CDC also funds a Capacity Building Assistance (CBA) Provider Network to provide free CBA services to state and local health departments, community-based organizations, and healthcare organizations to support their implementation of high-impact HIV prevention initiatives. Providers can provide support in several areas, including addressing social determinants of health, HIV services for disproportionately impacted populations, such as those experiencing homelessness or unstable housing, and cluster detection and response. More information on each organization funded can be found in the CBA Provider Service Directory. Additionally, online, virtual, and in-person trainings are available, including a training on homelessness for public health providers.

CDC funds state and local health departments to implement evidence-based, high-impact programs to improve access to HIV and other health and social services; this includes a range of activities related to detecting and responding to HIV clusters and outbreaks. CDC also prioritizes hearing from and collaborating with people with HIV through roundtables, town halls, and ongoing community listening sessions focused on issues that intersect with HIV and affect health outcomes, including housing.

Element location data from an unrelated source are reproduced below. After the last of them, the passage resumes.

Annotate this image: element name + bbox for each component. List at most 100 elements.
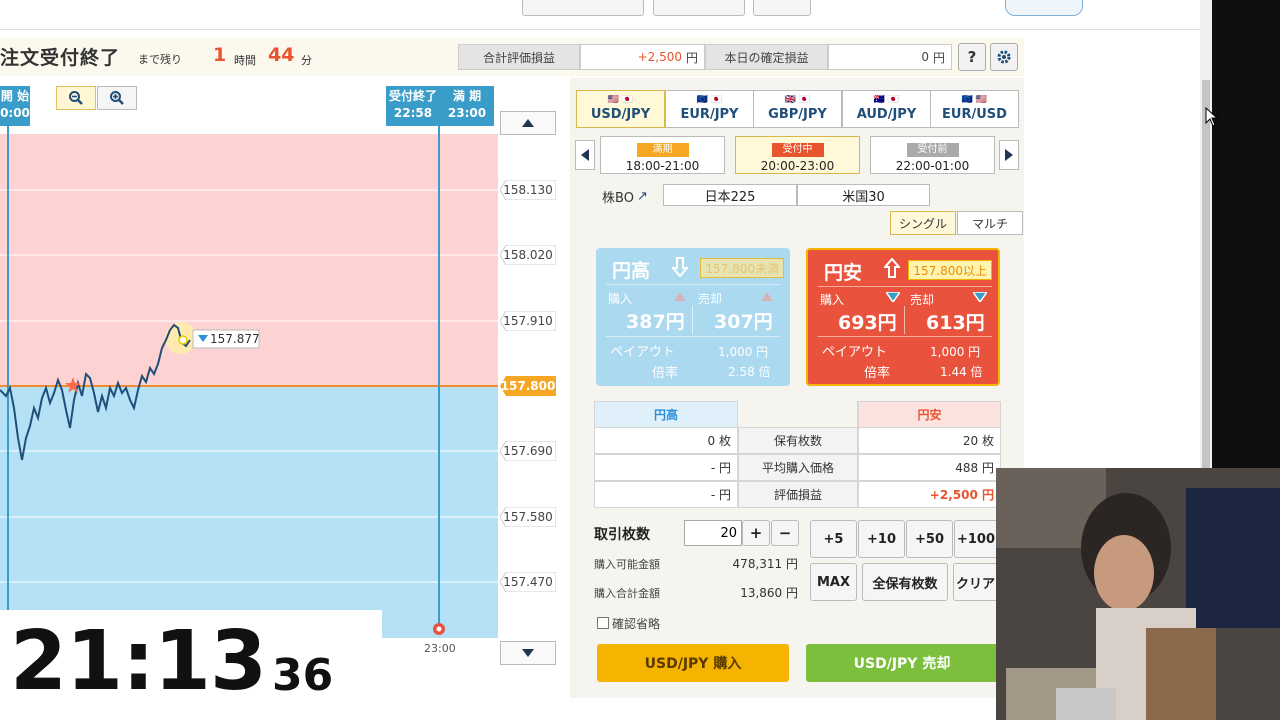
help-button[interactable]: ? [958,43,986,71]
zoom-out-button[interactable] [56,86,96,110]
qty-input[interactable] [684,520,742,546]
triangle-down-icon [522,649,534,657]
inc-5-button[interactable]: +5 [810,520,857,558]
confirm-skip-checkbox[interactable] [597,617,609,629]
scroll-down-button[interactable] [500,641,556,665]
currency-tab-eurjpy[interactable]: 🇪🇺 🇯🇵 EUR/JPY [665,90,754,128]
price-chart[interactable]: 157.877 23:00 [0,78,580,660]
max-button[interactable]: MAX [810,563,857,601]
clock-time: 21:13 [10,614,267,709]
high-condition: 157.800未満 [700,258,784,278]
today-pl-amount: 0 [921,50,929,64]
low-sell-price[interactable]: 613円 [926,308,985,335]
flag-icon: 🇬🇧 🇯🇵 [784,95,811,105]
start-label: 開 始 [0,89,30,103]
currency-tab-eurusd[interactable]: 🇪🇺 🇺🇸 EUR/USD [930,90,1019,128]
currency-tab-gbpjpy[interactable]: 🇬🇧 🇯🇵 GBP/JPY [753,90,842,128]
clear-button[interactable]: クリア [953,563,998,601]
remaining-hours: 1 [213,44,227,66]
triangle-down-icon [886,292,900,302]
high-option-card[interactable]: 円高 157.800未満 購入 売却 387円 307円 ペイアウト 1,000… [596,248,790,386]
buy-button[interactable]: USD/JPY 購入 [597,644,789,682]
holdings-high-cell: - 円 [594,454,738,481]
flag-icon: 🇦🇺 🇯🇵 [873,95,900,105]
external-link-icon: ↗ [636,189,648,204]
scroll-up-button[interactable] [500,111,556,135]
top-nav [0,0,1212,30]
settings-button[interactable] [990,43,1018,71]
price-tick: 157.580 [500,507,556,527]
stock-bo-link[interactable]: 株BO ↗ [602,187,648,206]
zoom-in-button[interactable] [97,86,137,110]
high-sell-price[interactable]: 307円 [714,307,773,334]
qty-plus-button[interactable]: + [742,520,770,546]
holdings-low-header: 円安 [858,401,1001,428]
minutes-unit: 分 [301,54,312,67]
low-option-card[interactable]: 円安 157.800以上 購入 売却 693円 613円 ペイアウト 1,000… [806,248,1000,386]
sell-button[interactable]: USD/JPY 売却 [806,644,998,682]
triangle-up-icon [761,292,773,301]
close-expiry-box: 受付終了 22:58 満 期 23:00 [386,86,494,126]
low-buy-price[interactable]: 693円 [838,308,897,335]
confirm-skip-label: 確認省略 [612,617,661,631]
slot-tab[interactable]: 満期 18:00-21:00 [600,136,725,174]
strike-price-tag: 157.800 [500,376,556,396]
us30-button[interactable]: 米国30 [797,184,930,206]
holdings-high-header: 円高 [594,401,738,428]
currency-tab-audjpy[interactable]: 🇦🇺 🇯🇵 AUD/JPY [842,90,931,128]
holdings-label: 平均購入価格 [738,454,858,481]
slot-next-button[interactable] [999,140,1019,170]
holdings-label: 保有枚数 [738,427,858,454]
today-pl-unit: 円 [932,50,945,65]
flag-icon: 🇺🇸 🇯🇵 [607,95,634,105]
top-nav-button[interactable] [653,0,745,16]
inc-100-button[interactable]: +100 [954,520,998,558]
top-nav-button[interactable] [522,0,644,16]
price-tick: 158.020 [500,245,556,265]
triangle-down-icon [973,292,987,302]
holdings-high-cell: - 円 [594,481,738,508]
holdings-low-cell: +2,500 円 [858,481,1001,508]
expiry-label: 満 期 [452,89,482,103]
slot-prev-button[interactable] [575,140,595,170]
inc-10-button[interactable]: +10 [858,520,905,558]
webcam-overlay [996,468,1280,720]
top-nav-button[interactable] [1005,0,1083,16]
today-pl-value: 0 円 [828,44,952,70]
price-tick: 158.130 [500,180,556,200]
holdings-low-cell: 488 円 [858,454,1001,481]
top-nav-button[interactable] [753,0,811,16]
slot-tab[interactable]: 受付前 22:00-01:00 [870,136,995,174]
qty-minus-button[interactable]: − [771,520,799,546]
current-price-dot [178,335,188,345]
low-title: 円安 [824,262,863,284]
triangle-right-icon [1005,149,1013,161]
all-holdings-button[interactable]: 全保有枚数 [862,563,948,601]
webcam-image [996,468,1280,720]
available-label: 購入可能金額 [594,558,660,571]
holdings-high-cell: 0 枚 [594,427,738,454]
currency-tab-usdjpy[interactable]: 🇺🇸 🇯🇵 USD/JPY [576,90,665,128]
high-buy-price[interactable]: 387円 [626,307,685,334]
hours-unit: 時間 [234,54,256,67]
gear-icon [997,50,1011,64]
slot-tab[interactable]: 受付中 20:00-23:00 [735,136,860,174]
available-value: 478,311 円 [732,557,798,571]
price-tick: 157.690 [500,441,556,461]
help-icon: ? [967,48,977,66]
start-time-box: 開 始 0:00 [0,86,30,126]
total-label: 購入合計金額 [594,587,660,600]
scrollbar-thumb[interactable] [1202,80,1210,468]
price-tick: 157.470 [500,572,556,592]
total-eval-value: +2,500 円 [580,44,705,70]
close-time: 22:58 [393,106,433,120]
zoom-in-icon [110,91,124,105]
total-eval-amount: +2,500 [637,50,682,64]
mode-single-button[interactable]: シングル [890,211,956,235]
order-status-title: 注文受付終了 [0,47,121,69]
arrow-up-icon [884,258,900,278]
nikkei225-button[interactable]: 日本225 [663,184,797,206]
qty-label: 取引枚数 [594,527,650,543]
inc-50-button[interactable]: +50 [906,520,953,558]
mode-multi-button[interactable]: マルチ [957,211,1023,235]
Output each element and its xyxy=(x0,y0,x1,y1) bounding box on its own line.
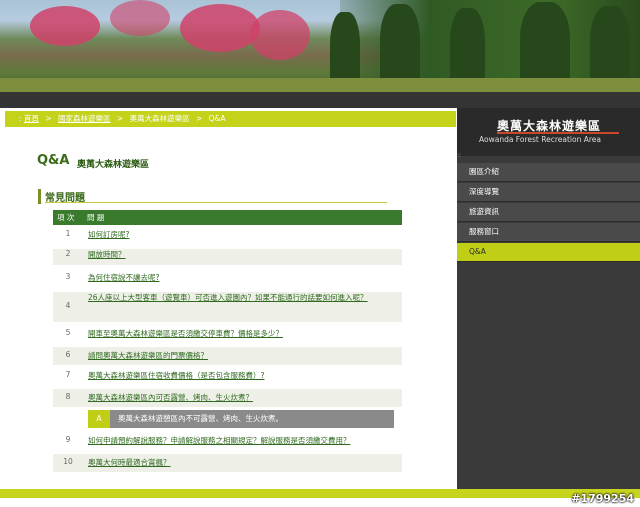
blossom-tree xyxy=(250,10,310,60)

Through the Ending the HIV Epidemic in the U.S. Initiative (EHE), CDC funds 32 state and local health departments to implement locally tailored and integrated solutions to meet the unique needs of their communities, including flexibilities to use funds to support housing. CDC also funds over 100 community-based organizations and their clinical partners to deliver comprehensive HIV services to communities disproportionately affected by HIV. In addition, CDC supports the Housing Learning Collaborative, a virtual learning community to build capacity of EHE jurisdictions to develop and implement innovative programs to respond to housing-related needs. CDC published an issue brief on the role of housing in Ending the HIV Epidemic and federal efforts to address housing and HIV more broadly.

  • Lyss S, Buchacz K, McClung RP, Asher A, Oster AM. Responding to Clusters and Outbreaks of Human Immunodeficiency Virus Among People Who Inject Drugs: Recent Experience and Lessons Learned. J Infect Dis. 2020 Sep 2;222(Supplement_5): S239-S249.
  • Aidala, A. A., Wilson, M. G., Shubert, V., Gogolishvili, D., Globerman, J., Rueda, S., Bozack, A. K., Caban, M., & Rourke, S. B. Housing Status, Medical Care, and Health Outcomes Among People Living With HIV/AIDS: A Systematic Review. American Journal of Public Health, 106(1), e1–e23. 2016.
  • Health Resources and Services Administration. Ryan White HIV/AIDS Program Annual Client-Level Data Report 2021. ryanwhite.hrsa.gov/data/reports. Published December 2022.
  • Aidala, et al. 2016.
  • The White House. National HIV/AIDS Strategy for the United States 2022–2025. Washington, DC. 2021.